The 10-year high has reignited the debate among professionals as to whether rising inflation is embedded or transitory.

Investors have not yet felt the full impact of the Omicron variant or the wider impact of higher energy and consumer prices, according to Nigel Sillis, client portfolio manager at Cardano.

“It remains to be seen how ‘temporary’ the present raft of inflation-stoking supply disruptions are,” he said, “how current trends may be aggravated by Omicron and, beyond that, we have not yet seen the full effects of higher energy prices upon consumer prices more generally.

“There are still upside risks. Amidst uncertainty, pension funds should aim to fully hedge. However, schemes that use inflation sensitive assets as part of their growth strategies might find better value in Europe or the US; whilst inflation is high in these markets too, valuations are not quite as daunting as those found in the UK.”

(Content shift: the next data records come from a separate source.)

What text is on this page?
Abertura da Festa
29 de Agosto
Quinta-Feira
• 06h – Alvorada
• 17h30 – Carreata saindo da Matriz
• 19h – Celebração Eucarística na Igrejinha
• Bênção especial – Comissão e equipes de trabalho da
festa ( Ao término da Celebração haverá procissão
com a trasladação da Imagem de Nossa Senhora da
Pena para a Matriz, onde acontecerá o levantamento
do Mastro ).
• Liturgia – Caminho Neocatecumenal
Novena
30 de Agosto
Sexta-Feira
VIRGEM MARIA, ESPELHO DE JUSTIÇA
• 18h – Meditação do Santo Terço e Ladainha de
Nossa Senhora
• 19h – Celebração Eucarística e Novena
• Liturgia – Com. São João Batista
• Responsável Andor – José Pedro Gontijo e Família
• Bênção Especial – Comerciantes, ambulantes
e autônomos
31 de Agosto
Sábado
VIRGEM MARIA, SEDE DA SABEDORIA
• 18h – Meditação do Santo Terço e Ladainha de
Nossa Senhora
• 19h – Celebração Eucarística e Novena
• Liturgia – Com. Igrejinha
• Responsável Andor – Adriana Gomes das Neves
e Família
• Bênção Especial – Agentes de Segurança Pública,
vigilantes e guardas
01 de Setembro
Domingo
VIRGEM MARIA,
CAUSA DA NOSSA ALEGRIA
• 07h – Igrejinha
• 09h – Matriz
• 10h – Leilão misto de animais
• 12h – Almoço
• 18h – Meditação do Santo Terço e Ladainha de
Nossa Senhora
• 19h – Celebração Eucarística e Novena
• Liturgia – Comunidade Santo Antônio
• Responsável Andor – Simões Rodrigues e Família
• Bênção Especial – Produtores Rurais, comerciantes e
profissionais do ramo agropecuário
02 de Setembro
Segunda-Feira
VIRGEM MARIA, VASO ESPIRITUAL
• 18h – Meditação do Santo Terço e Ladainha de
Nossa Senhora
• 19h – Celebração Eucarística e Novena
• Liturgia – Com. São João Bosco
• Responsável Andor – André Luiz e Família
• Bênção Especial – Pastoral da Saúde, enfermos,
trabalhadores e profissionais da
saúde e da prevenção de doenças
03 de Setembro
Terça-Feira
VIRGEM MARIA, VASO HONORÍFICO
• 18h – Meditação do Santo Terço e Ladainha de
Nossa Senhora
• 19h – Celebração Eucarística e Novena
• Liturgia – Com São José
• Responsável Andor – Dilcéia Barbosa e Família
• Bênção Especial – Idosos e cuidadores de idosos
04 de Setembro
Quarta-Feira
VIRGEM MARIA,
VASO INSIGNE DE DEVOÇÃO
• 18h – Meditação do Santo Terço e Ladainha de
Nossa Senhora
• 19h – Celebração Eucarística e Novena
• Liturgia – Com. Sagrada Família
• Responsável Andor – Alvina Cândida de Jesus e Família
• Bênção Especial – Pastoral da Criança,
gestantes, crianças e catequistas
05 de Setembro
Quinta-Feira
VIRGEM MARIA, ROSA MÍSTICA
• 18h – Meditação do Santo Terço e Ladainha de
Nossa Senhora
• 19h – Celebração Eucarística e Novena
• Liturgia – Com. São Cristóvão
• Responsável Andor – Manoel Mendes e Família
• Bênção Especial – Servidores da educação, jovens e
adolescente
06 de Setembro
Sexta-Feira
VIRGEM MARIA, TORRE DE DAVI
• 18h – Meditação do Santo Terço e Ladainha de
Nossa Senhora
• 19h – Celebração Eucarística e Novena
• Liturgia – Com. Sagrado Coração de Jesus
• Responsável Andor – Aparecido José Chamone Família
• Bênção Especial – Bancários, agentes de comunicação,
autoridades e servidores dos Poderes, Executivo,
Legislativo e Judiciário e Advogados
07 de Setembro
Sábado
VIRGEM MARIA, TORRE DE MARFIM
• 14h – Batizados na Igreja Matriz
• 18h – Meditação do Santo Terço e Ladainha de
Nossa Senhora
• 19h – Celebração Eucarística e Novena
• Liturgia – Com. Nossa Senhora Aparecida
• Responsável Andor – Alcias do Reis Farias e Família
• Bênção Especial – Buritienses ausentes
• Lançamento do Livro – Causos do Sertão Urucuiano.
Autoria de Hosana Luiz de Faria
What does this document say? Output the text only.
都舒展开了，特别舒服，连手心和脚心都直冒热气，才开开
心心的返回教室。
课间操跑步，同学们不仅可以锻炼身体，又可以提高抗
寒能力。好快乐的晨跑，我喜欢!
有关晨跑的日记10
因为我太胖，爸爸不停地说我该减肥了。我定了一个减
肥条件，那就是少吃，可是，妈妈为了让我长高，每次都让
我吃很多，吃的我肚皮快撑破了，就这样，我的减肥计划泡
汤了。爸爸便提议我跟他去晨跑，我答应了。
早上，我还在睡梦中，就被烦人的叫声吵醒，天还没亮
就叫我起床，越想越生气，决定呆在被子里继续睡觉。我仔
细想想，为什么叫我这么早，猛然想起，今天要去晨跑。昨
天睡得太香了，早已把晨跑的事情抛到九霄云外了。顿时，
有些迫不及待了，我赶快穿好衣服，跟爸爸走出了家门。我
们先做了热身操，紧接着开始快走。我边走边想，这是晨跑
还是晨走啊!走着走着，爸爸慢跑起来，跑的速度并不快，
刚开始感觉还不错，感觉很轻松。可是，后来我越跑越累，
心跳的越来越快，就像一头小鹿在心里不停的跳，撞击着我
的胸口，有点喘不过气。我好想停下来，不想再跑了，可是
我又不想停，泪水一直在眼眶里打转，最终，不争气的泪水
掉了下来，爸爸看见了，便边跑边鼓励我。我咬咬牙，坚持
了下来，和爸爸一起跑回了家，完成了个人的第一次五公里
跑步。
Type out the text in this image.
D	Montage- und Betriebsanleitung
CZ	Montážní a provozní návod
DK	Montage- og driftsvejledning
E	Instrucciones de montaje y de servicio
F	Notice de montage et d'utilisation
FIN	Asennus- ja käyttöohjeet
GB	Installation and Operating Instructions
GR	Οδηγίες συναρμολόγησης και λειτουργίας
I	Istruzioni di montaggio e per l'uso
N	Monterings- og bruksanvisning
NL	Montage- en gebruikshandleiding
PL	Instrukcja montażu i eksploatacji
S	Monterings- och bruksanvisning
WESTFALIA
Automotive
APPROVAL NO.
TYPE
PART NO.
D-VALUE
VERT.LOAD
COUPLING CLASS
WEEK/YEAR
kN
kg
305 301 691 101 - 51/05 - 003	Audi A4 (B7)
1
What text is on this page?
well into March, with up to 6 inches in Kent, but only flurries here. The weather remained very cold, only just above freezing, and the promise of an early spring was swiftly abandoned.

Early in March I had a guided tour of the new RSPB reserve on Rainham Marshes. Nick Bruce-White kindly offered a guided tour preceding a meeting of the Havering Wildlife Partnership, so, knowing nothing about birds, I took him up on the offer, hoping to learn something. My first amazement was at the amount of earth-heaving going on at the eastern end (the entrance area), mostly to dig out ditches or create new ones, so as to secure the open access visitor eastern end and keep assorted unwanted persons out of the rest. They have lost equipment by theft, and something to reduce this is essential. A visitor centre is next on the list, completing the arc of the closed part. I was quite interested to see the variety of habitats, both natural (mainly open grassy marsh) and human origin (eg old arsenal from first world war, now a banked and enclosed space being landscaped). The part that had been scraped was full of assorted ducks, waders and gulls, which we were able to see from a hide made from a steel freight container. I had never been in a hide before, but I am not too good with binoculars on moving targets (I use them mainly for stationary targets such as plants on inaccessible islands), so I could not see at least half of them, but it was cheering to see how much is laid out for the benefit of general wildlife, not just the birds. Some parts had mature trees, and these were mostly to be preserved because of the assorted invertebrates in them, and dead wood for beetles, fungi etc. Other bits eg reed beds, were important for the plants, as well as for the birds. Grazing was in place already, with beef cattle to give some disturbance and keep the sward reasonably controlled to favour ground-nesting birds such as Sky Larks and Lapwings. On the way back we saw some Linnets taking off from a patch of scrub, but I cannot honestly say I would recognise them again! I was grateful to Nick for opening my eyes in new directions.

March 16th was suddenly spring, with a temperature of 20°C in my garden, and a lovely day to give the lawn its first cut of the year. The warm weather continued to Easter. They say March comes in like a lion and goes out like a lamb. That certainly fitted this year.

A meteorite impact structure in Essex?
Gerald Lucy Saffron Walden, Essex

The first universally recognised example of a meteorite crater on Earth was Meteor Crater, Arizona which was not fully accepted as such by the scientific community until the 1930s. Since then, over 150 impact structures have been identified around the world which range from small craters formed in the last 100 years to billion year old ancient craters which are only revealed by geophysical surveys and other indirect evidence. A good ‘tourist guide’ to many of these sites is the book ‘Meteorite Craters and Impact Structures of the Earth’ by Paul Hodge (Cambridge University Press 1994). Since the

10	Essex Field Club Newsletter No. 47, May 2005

Giles Coghlan, chief analyst at HYCM, said the new figures do raise questions over whether inflation in the UK will truly be transitory, though he added that the central bank is unlikely to act just yet to raise rates in light of the transmissibility of the Omicron variant, the energy crisis, and continued disruption to supply chains.

He said: “With the markets bracing for an interest rate rise, the Bank of England may be feeling unsettled – but investors shouldn’t anticipate the central bank to make the call just yet…under ordinary circumstances, one would expect the BoE to take a hawkish turn at the bank’s meeting on December 16 – but the current situation is far from normal.

“For now, expect the BoE to hold off on tightening until February, despite forecasts that British inflation will hit a 30-year high of 5.5% in the new year. Strength for GBP/EUR should follow, given that the European Central Bank remain comparatively dovish, behind the BoE’s tapering timeline.”

Sillis added that although current inflation levels are not unheard of, market activity hints at the bank continuing to overshoot its inflation target in the future.

“Current levels of UK inflation are not unprecedented. There were higher peaks in CPI, and comparable peaks in RPI, recorded in both 2008 and 2011. More notable right now is the deterioration in market-based measures of future inflation, these point to an overshoot of the Bank of England’s inflation target for a prolonged period into the future. Pension funds are paying more to hedge their inflation risks today than they have been at any time in the past 10 years,” he said.